I’m at this weird moment with my writing. I am, on one hand, working on very very very (to borrow Anne Lamott’s absolutely perfect term) sh*tty rough drafts. They’re the kind of drafts that are necessary for the kind of work I’m doing, which is very difficult and very personal and therefore means that I need to write faster than my brain can run, because my brain will just be like, stop stop STOPSTOPSTOP, and nothing will ever get done. On the other hand, I’m working on almost-to-the-very-end-of-revising-and-beginning-of-submitting revisions. In other words:
- I’m cutting large parts of poems out and yelling things like stop trying to make fetch happen at them and then re-writing from the few lines that remain.
- I’m spending most of a day (well, okay, a week) working on a poem, trying to coax it out of the form I at first forced it into (because it
seemed like it wanted to be a pantoum, it really did) and into the form in which (hopefully) it’ll do something close to working.
- I’m taking three hours to get two lines right.
- I’m taking out all of the commas and capital letters and then replacing all of the commas and capital letters.
- I’m changing “the Alabama Shakes’ Boys and Girls” to “that Alabama Shakes album” and realizing that that tiny change revealed exactly what the essay meant all along, and what I needed to do to make it mean that.
- I’m trying to translate and expand cryptic notes I leave myself on my phone, on my laptop, on my Kindle, on my Post-Its, on the skin beneath my thumb, on a receipt for a McDonald’s smoothie.
- I’m remembering what I meant by FUNERAL WHAT’S SAID STOPPED WRITING ESP ABOUT BC ALSO THIS ISN’T THE CLIMAX END TO TENSION THAT CHANGES THINGS CATS.
- I’m taking out all of the commas and capital letters and then replacing all of the commas and capital letters — except for two commas and one capital letter, which finally, finally makes the poem work.
It’s an interesting in-between place. It’s a good place to be — bringing work into the world, preparing to send work out of the world — but it’s also an uncomfortable place. And it’s that, that discomfort, exactly, that makes it such a good place. When the writing gets too comfortable, I start worrying. I start thinking, this is not good. Because writing — good writing — requires risk, and that’s far from comfortable.

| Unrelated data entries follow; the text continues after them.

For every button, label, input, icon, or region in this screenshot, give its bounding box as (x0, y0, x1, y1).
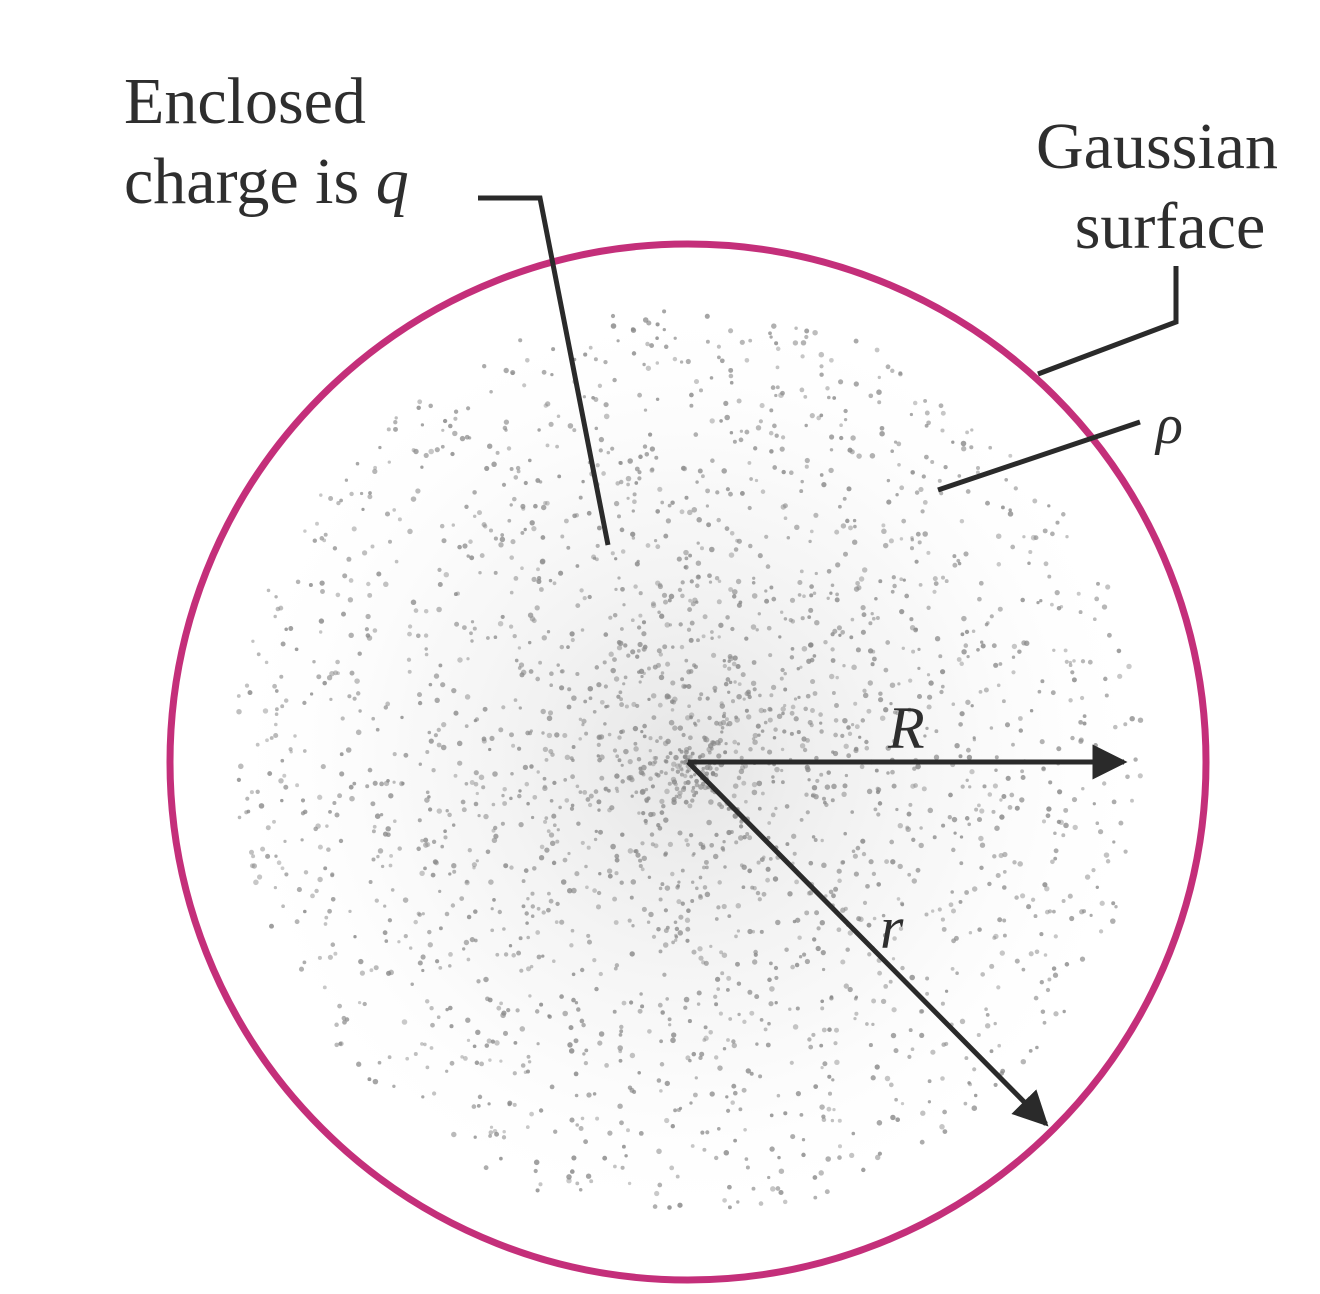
gaussian-label-line2: surface (1074, 190, 1266, 263)
enclosed-label-line1: Enclosed (124, 65, 366, 138)
charge-density-dots (236, 309, 1144, 1210)
radius-r-label: r (880, 895, 904, 961)
gaussian-surface-leader-line (1037, 266, 1179, 377)
enclosed-charge-leader-line (478, 195, 611, 546)
gaussian-label-line1: Gaussian (1036, 110, 1278, 183)
radius-r-arrow (686, 760, 1049, 1127)
gaussian-surface-label: Gaussian surface (1036, 107, 1278, 267)
gaussian-surface-circle (166, 240, 1210, 1284)
charge-density-symbol: ρ (1156, 394, 1183, 456)
enclosed-charge-label: Enclosed charge is q (124, 62, 409, 222)
enclosed-label-text: charge is (124, 145, 360, 218)
rho-leader-line (937, 419, 1141, 493)
radius-R-label: R (888, 695, 925, 761)
enclosed-charge-symbol: q (375, 145, 409, 218)
enclosed-label-line2: charge is q (124, 142, 409, 222)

This has also made me think a lot about my students, who are all in a very similar place. I’ve often thought that learning how to write is a kind of apprenticeship: you learn the craft from reading and watching someone work, from listening to them talk about how they approach their work, and you learn the art from practicing the craft, from being willing to take risks and sharpen your skills and to work and work and work. Sometimes, I’ll think of the writing teacher as the leader of the apprenticeship, but more and more, I feel like that isn’t true. I feel like it can’t be true, because no one can really be a master. I feel like perhaps the real apprenticeship is to the art itself, to all of its mysteries and wonders, all of its moments of despair and whimsy and confusion. We’re all in the same boat, in a creative writing classroom, wherever we sit, and I often think that the teacher’s job is to start conversations, to nudge students towards risk, to give them a vocabulary to talk about their work and a way to apply those terms and techniques to their own pieces. I think it’s also a teacher’s job to learn — both through one’s own work and reading and from one’s teachers.
Every day, I walk to my office with my folder and grade-book and Diet Coke and Altoids and I feel — excited. Thrilled. Nervous. Lucky. Most of all, lucky. I’d say that this has been an exceptional semester in which I’ve been lucky enough to teach some exceptional students, but really, there’s nothing exceptional about it. Instead, it’s been the rule. I’m continuously grateful to be surrounded by such minds and such energy, such unfailing appetites for learning. I’m grateful to my students for being willing to talk through the routes they’re taking in this strange landscape language makes for us — and I’m grateful to them for the daily reminder that though we are all making our own way in this landscape, we are, none of us, ever truly alone.
One response to “Revisionings”
“We are all apprentices in a craft where no one ever becomes a master.” ~Ernest Hemingway
I’ve found writing rough drafts very quickly and then slowing way down (even more than I used to) has been successful for me at the moment as well. My toddler is finally on a regular schedule again so now I have my hour or two to write. I generally have to write in the morning unless I’m running against deadlines. It took me several months to get a sestina right. They are evil and I may not ever write another one.